Obviously the GOP has no shame. They see their white privilege draining away with the increase in minority populations and voters. It won't work GOP. If you really want to broaden your appeal beyond bigoted and racist white people, cut the shit and make it easier for people to vote, then quit being such assholes.
Easier said than done, I guess
Where Voting is Now Easier
At a time when many states are making it harder to vote, 16 states have provided some good news over the last year by deciding to go in the opposite direction. In various ways, they have expanded access to the polls, allowing more people to register or to vote more conveniently. The list,compiled by the Brennan Center for Justice, includes these states:
• Illinois, Massachusetts, Minnesota, Nebraska, Virginia and West Virginia. They created online registration systems, a big improvement over unreliable and inconvenient paper systems.

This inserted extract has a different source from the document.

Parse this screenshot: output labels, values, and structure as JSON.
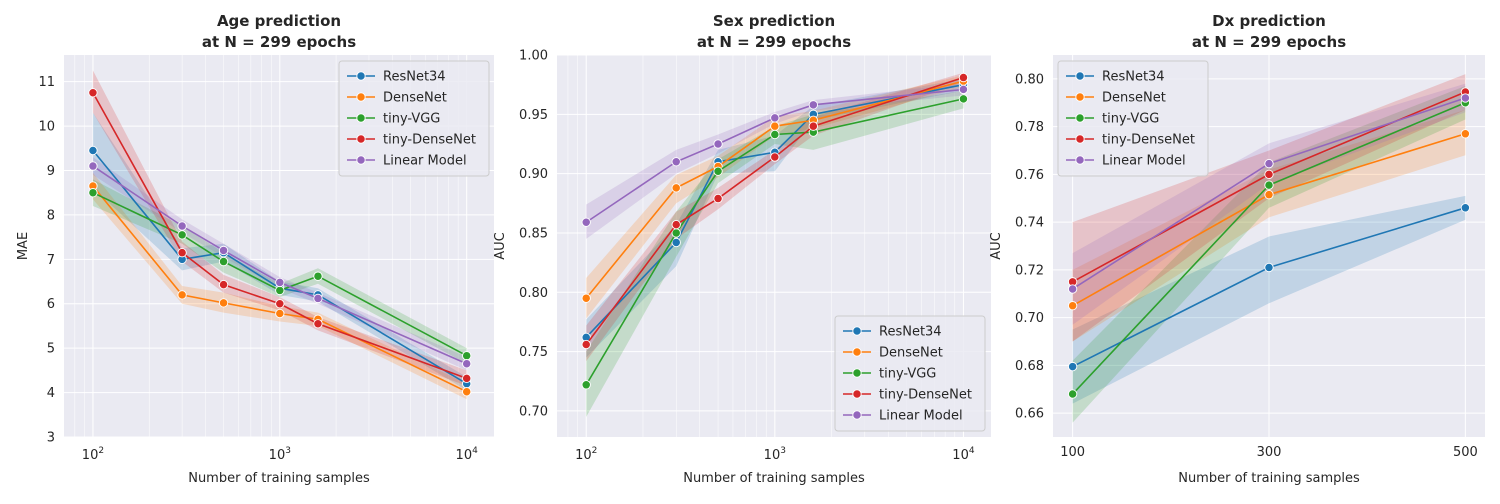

• Colorado and Louisiana. They will allow 16- and 17-year-olds to preregister when they apply for a driver’s license. Colorado also added Election Day registration, and it is encouraging mail-in voting without an absentee excuse.
• Maryland. It will allow same-day registration during early voting, which was expanded from six to eight days.
• Delaware. It will allow most felons to vote immediately after completing their sentences.
Some of these improvements took place in Republican-led states, a development that is all the more striking because many of the other states that are trying to keep people from the polls — 15 will have new restrictions on voting in November — are mostly controlled by Republicans.
These restrictions include voter ID laws, which are going into effect this year in 11 states, and cutbacks on early voting, which have taken place in eight states since 2011. One of the most pernicious ways to limit voting is to make it harder to register, as 10 states have done. Some limit voter registration drives, while others require documentary proof of citizenship, which many American citizens lack.
In all cases, these restrictions will make it harder for minorities and the poor to vote, which is the point, since proponents of such laws are trying to reduce the turnout of probable Democratic voters. A study last year by researchers at the University of Massachusetts, Boston, found that states with a higher minority turnout were more likely to limit voting, and that the number of restrictions is related to the proportion of Republicans in power in a state.
That these laws persist demonstrates the need for Congress to repair the Voting Rights Act, which was stripped of its ability to prevent discriminatory election changes in the Supreme Court’s Shelby County decision. As a recent report by the National Commission on Voting Rightsnotes, several of the new restrictions had previously been blocked by the Justice Department under its pre-clearance power in the act, which is no longer enforceable. Augusta, Ga., had tried to move local elections from November to the earlier date of the primaries, knowing that minority turnout would be far lower. The Justice Department blocked that move in 2012, but after the court decision, Augusta moved the date. Texas, meanwhile, put its new voter ID requirement, which had been blocked, into effect after the decision.
Making things worse, a federal judge last week refused to block North Carolina’s voting law, probably the most restrictive in the country, which was also passed after the Supreme Court decision.
Before that decision, the Justice Department’s powers were largely limited to a group of states and localities, mostly in the South, that had shown a history of racial discrimination in voting. Restrictions, though, are popping up all over the country: 34 states now have voter ID laws.
Congress needs to quit seeing voting in partisan terms and make it a fundamental right that cannot be limited by states trying to block access to the polls.